Toronto, Ontario — Last week, the National Highway Traffic Safety Administration (NHTSA) announced that the final rule on making automated emergency braking (AEB) technology standard on new vehicles will continue despite industry pushback.
This decision was originally made in 2016, with the NHTSA officially issuing a new Federal Motor Vehicle Safety Standard in April 2024.
This new regulation specifically dictates that all new passenger vehicles and light trucks will be required to have AEB systems starting in September 2029.
However, in June of this year, Sarah Puro, vice president for safety and technology policy at the Alliance for Automotive Innovation (AAI)—a trade association and lobbying group that includes many automakers—reportedly wrote a letter to the NHTSA that identified five problems with the administration’s final rule.
According to the AAI’s petition for reconsideration, the organization reported that it was impractical to require the AEB systems to make “no contact” with a lead vehicle or pedestrian test mannequin and that the Final Rule doesn’t allow for multiple test runs. Furthermore, the AAI took issue with the requirement to illuminate the malfunction indicator lamp under all conditions of malfunction, as well as the fact that the rule won’t allow “manual deactivation even under conditions where continued AEB operations would be unexpected or even hazardous.”

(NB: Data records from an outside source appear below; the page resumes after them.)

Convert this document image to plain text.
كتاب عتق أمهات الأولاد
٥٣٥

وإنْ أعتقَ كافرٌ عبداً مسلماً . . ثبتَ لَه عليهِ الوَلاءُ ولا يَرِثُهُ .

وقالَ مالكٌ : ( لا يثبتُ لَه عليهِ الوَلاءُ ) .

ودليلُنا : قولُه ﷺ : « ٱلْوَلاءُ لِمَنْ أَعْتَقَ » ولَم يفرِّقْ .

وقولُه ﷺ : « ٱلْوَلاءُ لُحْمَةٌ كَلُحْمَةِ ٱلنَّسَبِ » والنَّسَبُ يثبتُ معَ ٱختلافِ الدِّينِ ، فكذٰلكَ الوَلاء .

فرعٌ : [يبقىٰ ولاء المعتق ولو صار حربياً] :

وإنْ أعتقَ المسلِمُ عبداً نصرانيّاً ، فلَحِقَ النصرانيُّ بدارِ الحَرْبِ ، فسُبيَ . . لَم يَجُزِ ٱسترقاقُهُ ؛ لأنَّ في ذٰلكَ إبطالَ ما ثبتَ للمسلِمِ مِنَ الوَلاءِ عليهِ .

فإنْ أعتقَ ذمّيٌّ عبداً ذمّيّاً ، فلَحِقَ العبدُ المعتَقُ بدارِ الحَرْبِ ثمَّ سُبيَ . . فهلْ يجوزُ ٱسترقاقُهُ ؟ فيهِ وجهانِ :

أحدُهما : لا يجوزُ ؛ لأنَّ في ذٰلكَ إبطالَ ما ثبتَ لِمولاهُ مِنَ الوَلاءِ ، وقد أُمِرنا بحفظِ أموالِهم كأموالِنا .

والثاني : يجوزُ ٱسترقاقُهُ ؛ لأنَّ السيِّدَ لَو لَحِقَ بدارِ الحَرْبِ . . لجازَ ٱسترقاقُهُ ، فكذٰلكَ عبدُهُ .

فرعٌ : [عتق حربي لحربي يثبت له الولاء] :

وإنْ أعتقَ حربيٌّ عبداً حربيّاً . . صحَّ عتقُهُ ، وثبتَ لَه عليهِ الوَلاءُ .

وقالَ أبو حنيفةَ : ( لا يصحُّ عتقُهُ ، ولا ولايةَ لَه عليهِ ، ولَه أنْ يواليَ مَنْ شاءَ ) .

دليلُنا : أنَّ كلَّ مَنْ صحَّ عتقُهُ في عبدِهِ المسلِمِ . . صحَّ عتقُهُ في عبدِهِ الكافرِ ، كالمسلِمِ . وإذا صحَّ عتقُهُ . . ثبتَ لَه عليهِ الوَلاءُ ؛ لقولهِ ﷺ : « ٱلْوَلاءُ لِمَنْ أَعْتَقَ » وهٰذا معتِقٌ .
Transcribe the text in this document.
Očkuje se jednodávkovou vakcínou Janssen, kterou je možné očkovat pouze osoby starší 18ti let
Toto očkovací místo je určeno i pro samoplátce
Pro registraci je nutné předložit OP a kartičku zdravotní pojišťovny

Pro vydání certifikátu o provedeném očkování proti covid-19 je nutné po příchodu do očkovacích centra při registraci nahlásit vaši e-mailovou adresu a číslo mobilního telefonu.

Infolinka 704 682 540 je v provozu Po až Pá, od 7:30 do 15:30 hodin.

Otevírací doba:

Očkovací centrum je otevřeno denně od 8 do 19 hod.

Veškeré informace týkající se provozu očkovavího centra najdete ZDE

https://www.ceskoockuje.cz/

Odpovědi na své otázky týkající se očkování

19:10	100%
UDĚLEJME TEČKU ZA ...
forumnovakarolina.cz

Despite assertions that automakers would work with the NHTSA’s requirements, the AAI also asked the NHTSA to reconsider its final ruling.
Still, the NHTSA declined to reconsider with a spokesperson commenting in an official statement that “subsequent to the rule’s publication in April, the agency received several petitions for reconsideration. NHTSA clarified technical requirements applicable to forward collision warning visual signals and audio signals, corrected an error in the test scenario for an obstructed pedestrian crossing the road, and removed superfluous language from the performance test requirement for lead vehicle AEB. This notice denies all other requests in the petitions. The effective date for the rule remains September 2029.”
For Canada, “automatic emergency braking isn’t required on new vehicles in [the country,] but some manufacturers include it as a standard or as an optional feature on some models.” Transport Canada notes that if the country were to move forward with a mandatory adoption, Canadian requirements for pedestrian detection would first have to be developed.